When we talk about the results that show up in search engines, we often do so in terms related to relevance and importance of those results.

Sometimes the results we see, and that we don’t see, are influenced by other factors, such as steps taken by the search engines to reduce the amount of work that they have to perform in order to return results to searchers.

Using Two Tiers of Search Results

If a search potentially returns thousands of results, and people only look at the first few pages of those results, it would make sense for a search engine to serve results in batches, and perhaps only initially use a modified (and much smaller) version of their database to answer search queries.

A first index tier may have a number of potential results pruned, so that documents that are more likely to be returned at top answers to searches are kept. The first batch of results returned to searchers may be taken from this pruned index.

While this approach allows a search engine to quickly return results for a search, it may provide a result sets page that miss some results that should have been included if those weren’t in this top tier of the index – with those documents appearing behind pages that are returned first.

A new paper from Alexandros Ntoulas of Microsoft and Junghoo Cho of UCLA, Pruning Policies for Two-Tiered Inverted Index with Correctness Guarantee, looks at avoiding “any degradation of result quality due to the pruning-based performance optimization, while still realizing most of its benefit.”

Adding a Correctness Guarantee

The paper provides suggestions for search engines on how they could use a “correctness guarantee” to make sure that top results are included in the pruned index:

How can we avoid the potential degradation of search quality under the two-tier architecture? Our basic idea is straightforward: We use the top-k result from the p-index only if we know for sure that the result is the same as the top-k result from the full index.
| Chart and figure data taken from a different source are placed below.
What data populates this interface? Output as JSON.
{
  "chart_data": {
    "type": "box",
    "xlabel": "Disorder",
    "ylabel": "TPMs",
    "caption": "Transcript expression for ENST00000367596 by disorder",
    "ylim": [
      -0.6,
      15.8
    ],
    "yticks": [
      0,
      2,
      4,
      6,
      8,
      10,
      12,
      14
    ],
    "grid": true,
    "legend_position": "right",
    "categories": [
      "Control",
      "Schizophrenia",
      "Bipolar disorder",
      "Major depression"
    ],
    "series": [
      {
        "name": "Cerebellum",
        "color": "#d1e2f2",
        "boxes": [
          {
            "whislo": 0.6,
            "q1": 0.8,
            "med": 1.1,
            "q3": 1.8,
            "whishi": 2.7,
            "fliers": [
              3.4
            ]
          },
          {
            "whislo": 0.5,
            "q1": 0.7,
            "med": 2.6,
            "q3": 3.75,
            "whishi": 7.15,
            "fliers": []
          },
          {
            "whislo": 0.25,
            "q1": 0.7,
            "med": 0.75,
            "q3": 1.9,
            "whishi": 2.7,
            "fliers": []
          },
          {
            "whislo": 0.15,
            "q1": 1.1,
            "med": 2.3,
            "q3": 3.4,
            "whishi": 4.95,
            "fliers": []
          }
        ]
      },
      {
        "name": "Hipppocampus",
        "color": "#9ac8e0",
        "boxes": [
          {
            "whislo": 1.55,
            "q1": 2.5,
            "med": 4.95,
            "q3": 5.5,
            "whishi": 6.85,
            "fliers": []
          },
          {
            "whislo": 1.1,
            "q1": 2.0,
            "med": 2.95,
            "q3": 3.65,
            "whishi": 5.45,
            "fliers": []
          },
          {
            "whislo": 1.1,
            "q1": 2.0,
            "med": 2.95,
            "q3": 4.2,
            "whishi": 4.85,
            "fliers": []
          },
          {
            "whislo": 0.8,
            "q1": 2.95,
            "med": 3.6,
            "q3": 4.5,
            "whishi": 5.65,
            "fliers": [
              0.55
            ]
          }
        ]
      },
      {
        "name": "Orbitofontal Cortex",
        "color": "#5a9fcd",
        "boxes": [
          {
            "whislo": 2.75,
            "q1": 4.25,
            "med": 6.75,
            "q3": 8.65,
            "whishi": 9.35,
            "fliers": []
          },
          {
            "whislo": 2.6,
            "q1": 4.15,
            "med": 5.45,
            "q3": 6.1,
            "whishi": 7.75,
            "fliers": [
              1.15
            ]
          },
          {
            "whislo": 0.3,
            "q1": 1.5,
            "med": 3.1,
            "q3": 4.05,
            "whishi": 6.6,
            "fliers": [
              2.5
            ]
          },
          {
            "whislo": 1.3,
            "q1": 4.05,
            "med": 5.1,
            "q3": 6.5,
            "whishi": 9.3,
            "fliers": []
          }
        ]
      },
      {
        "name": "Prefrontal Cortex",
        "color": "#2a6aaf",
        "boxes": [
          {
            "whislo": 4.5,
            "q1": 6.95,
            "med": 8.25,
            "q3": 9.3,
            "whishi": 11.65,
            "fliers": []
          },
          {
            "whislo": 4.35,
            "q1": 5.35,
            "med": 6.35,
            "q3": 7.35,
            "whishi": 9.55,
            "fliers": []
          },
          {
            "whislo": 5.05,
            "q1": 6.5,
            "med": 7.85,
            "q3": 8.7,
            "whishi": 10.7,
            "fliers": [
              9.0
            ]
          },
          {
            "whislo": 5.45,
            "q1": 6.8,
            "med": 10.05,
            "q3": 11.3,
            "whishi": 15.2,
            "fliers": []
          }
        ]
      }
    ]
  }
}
The problem with that approach is that calculating both the top results of the pruned index and the full index is more work than just calculating the top results of the full index. Of course, that correctness guarantee doesn’t need to be run everytime someone searches for a particular query, and that’s where there’s potential savings in computational resources.

The paper delves into how often a correctness guarantee should be run for different queries, and policies for pruning certain keywords and documents.

It’s a nice discussion of how a search engine’s inverted index may be managed and optimized. It also covers the assumptions that the authors make concerning how modern commercial search engines rank documents.